The Explorers Club is dedicated to "the advancement of field research, scientific exploration and the ideal that it is vital to preserve the instinct to explore". Potential members must establish their interest in and contributions to some aspect of exploration, and prove an active and continuing pursuit of furthering scientific knowledge of the world. The roster of members, both living and deceased, is impressive. No sissies in this lot - member accomplishments include the first visits to the North Pole (Robert Peary, 1909) and the South (Roald Amundsen, 1911), the first ascent to the peak of Mount Everest (Sir Edmund Hillary, 1953), the first descent to the Marianas Trench (Jacques Piccard, 1960) and the first man to walk on the moon (Neil Armstrong, 1969)!

The clubhouse is filled with souvenirs of these expeditions and is a taxidermist's delight. In addition to the plethora of tusks and animal skin rugs is a stuffed polar bear and a penguin! There is also a fine collection of paintings of Africa by William Leigh, a map collection, and the actual sled used by Admiral Peary in his Arctic exploration.

Members of this organization are united in their love of science and adventure. No cushy ocean liner travel for them! The ultimate goal for these brave souls is to "Carry the Flag" - to embark on an club approved expedition with one of the coveted Explorers Club Flags and earn the distinction of going where no one has gone before.

It was indeed a privilege to be invited to visit this venerable institution and I thank Judith Bowman for the tour. Happy Travels!

July 02, 2007

New York, New York

The gale that tossed the Queen Mary 2 on the high seas wore itself out by Thursday afternoon and the rest of the voyage was completed in relative calm. In fact Sunday was so sunny and nice that we braved the outdoor pool and enjoyed the sensation of being IN the water while ON the water. We were even treated to a sighting of a school of dolphins frolicking alongside the ship!

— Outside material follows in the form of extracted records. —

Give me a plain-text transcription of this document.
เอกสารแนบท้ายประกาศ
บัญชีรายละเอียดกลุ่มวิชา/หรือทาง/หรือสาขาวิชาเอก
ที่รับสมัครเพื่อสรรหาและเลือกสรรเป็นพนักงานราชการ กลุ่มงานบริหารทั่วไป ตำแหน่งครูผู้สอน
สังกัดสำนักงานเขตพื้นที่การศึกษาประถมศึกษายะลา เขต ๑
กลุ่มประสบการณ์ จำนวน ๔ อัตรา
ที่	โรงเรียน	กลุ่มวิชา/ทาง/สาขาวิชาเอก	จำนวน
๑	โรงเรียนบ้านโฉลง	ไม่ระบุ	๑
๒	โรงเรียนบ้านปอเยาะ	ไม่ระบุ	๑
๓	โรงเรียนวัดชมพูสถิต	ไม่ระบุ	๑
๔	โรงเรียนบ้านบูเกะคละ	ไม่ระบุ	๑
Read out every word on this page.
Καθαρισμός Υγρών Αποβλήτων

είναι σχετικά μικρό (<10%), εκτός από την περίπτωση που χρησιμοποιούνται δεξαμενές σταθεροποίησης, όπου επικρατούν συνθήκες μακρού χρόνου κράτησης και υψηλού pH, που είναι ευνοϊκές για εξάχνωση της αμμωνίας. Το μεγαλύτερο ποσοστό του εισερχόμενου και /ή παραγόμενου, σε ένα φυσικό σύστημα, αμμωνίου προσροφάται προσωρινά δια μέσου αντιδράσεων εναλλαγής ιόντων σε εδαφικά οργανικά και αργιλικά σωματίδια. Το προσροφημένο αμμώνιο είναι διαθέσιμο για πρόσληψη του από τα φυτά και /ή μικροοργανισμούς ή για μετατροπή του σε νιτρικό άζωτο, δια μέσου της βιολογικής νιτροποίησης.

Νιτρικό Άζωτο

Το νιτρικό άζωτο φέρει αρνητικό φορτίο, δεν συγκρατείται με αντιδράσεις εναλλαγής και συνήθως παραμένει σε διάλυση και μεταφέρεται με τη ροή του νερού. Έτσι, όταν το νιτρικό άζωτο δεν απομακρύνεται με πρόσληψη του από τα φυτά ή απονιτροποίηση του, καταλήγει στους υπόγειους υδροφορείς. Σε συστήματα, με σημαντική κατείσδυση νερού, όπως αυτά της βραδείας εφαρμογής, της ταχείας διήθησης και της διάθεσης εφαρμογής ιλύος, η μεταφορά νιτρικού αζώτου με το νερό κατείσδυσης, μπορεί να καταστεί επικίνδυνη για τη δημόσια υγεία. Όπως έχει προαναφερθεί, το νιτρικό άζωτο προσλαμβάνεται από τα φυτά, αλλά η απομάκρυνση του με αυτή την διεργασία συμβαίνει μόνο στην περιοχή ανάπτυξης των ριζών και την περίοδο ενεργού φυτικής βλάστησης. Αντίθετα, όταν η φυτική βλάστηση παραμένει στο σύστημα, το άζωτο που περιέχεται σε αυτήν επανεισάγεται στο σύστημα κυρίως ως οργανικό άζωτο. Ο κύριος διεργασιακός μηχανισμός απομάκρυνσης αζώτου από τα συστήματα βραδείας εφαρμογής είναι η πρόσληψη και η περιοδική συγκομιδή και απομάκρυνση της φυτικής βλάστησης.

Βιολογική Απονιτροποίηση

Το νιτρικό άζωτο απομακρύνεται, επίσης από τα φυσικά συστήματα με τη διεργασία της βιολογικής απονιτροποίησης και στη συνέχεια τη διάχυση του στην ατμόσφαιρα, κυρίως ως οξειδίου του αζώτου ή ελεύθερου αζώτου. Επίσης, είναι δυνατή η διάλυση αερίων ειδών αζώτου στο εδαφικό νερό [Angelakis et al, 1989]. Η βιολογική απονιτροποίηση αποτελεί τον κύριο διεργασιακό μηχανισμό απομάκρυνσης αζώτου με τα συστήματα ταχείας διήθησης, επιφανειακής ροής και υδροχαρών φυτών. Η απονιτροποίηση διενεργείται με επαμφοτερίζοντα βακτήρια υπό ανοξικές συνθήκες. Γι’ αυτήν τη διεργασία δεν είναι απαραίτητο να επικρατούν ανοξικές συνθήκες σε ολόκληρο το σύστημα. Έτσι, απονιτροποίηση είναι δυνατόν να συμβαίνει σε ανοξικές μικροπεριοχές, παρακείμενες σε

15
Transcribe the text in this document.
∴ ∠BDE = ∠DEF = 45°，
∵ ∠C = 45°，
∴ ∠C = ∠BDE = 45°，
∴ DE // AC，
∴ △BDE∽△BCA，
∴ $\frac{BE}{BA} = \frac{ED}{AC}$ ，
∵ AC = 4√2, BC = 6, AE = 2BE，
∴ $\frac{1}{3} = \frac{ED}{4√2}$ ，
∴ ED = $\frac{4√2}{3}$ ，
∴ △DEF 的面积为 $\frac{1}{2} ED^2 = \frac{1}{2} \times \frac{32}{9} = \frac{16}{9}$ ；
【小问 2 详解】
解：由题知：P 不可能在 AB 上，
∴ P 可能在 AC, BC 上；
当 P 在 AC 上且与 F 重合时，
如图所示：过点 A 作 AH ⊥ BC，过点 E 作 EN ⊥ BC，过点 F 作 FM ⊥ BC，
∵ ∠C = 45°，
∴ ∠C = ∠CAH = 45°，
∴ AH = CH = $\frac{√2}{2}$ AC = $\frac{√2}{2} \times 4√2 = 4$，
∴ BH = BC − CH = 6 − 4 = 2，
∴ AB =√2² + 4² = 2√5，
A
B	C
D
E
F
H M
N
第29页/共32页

The Verrazano Narrows Bridge at Sunrise
with the QM2 Bridge upper left
Unfortunately, all good things must end and after a wonderful transatlantic crossing we would be arriving in New York Harbor early Monday morning. Captain Rynd announced that we would meet the Pilot boat at Ambrose Light at 3 AM and be guided under the Verrazano Bridge, past the Statue of Liberty and arrive at our berth at the Brooklyn Passenger Pier at 6.

The first light awakened us at 4:30 and one glance out the window was enough to convince me that throwing on my clothes and going out in the cold morning air was not such an insane idea. I was certainly not alone. Hundreds of passengers were on deck to witness the extraordinary spectacle of sunrise over New York. Despite a very stiff breeze, we stood in the bow and along the sides looking up under the Bridge, at the full moon, at the magnificent Lady with the Torch and then Gotham itself. New York City never looked finer, and it made me proud to call it home.